Em Busca da Perfeição


Quando o filme é bom a gente logo percebe. Nos primeiros 15 minutos já está grudado na tela.

Com Whiplash - Em Busca da Perfeição foi assim.

O filme é daqueles que provoca, incomoda, te tira da zona de conforto.

Os protagonistas não são perfeitos, longe disso. Não há luta do bem contra o mal. São apenas seres humanos, cheio de sonhos, esperanças, medo, raiva, ego. Como todos nós.

O foco do filme é na relação entre um professor da melhor escola de música do país e um aluno de bateria.

O método de ensino do professor é brutal, rígido, uma autoridade que se impõe pelo medo. No início ele parece um monstro, mas aos poucos vai mostrando sua face humana. Acredita que seu método é o único capaz de revelar um novo gênio e não apenas mais um bom músico.

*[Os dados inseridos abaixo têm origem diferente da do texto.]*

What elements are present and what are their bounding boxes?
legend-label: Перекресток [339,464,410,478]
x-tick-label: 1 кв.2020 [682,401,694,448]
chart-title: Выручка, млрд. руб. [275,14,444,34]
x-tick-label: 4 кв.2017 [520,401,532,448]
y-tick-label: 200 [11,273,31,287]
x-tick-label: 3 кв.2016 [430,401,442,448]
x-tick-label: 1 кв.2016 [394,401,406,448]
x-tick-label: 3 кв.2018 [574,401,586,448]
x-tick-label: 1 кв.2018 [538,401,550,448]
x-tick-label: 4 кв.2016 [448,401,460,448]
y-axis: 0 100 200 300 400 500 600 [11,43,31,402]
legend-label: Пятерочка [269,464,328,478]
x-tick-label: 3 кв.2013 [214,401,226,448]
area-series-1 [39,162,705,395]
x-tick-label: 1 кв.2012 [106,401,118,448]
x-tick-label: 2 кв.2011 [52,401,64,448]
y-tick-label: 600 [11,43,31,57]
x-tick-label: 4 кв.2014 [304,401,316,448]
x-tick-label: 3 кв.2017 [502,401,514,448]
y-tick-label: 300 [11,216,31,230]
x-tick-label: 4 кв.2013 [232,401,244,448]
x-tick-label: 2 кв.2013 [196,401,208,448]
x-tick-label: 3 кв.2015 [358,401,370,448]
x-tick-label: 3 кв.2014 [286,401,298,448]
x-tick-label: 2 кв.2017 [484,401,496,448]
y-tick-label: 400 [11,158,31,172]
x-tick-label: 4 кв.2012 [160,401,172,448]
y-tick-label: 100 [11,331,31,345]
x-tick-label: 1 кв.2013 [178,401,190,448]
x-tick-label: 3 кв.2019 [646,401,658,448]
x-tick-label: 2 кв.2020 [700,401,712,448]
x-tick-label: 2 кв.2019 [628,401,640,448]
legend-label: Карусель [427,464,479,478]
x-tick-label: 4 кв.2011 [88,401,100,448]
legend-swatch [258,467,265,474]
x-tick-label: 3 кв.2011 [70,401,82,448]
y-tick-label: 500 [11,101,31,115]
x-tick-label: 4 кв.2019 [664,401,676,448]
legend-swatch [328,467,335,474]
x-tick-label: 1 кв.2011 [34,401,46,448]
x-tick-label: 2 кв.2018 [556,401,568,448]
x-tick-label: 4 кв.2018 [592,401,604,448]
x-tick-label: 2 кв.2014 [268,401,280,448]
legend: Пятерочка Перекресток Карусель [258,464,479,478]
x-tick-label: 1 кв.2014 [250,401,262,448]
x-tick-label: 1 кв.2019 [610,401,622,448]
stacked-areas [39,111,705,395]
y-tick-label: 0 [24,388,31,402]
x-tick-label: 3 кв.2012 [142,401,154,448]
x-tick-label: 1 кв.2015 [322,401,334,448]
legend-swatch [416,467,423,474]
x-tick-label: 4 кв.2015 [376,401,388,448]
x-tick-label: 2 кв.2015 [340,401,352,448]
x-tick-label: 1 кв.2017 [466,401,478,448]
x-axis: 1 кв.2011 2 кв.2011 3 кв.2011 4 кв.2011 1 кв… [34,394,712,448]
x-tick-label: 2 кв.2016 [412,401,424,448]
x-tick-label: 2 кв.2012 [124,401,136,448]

É fácil cair na armadilha de rotular o professor como um monstro e o aluno como o coitado da história. Mas conforme o filme avança, percebemos o quanto a trama é mais profunda e complexa.

Nunca acreditei que este método de ensinar/liderar pelo medo dê certo. As pessoas são seres complexos demais para apenas receberem ordens. Um estilo moderno de liderança passa por democracia, transparência, empatia, saber escutar, enfim, o oposto do método apresentado no filme.

Mas Whiplash é genial nas provocações em que faz e ao despertar o debate para questões fundamentais:

- Como despertar o melhor de cada um?

- Qual o papel do professor para despertar o melhor de seus alunos?

- Há um estilo único de ensino / gestão de pessoas que seja eficaz? O estilo deve se adaptar às características dos alunos / funcionários?


Se você quer investir 2 horas num bom programa, não perca este filme.

Um comentário:

  1. Muito bom artigo novamente!Ha uma maxima que diz que " Quem e' temido e' respeitado".Tks for sharing!!!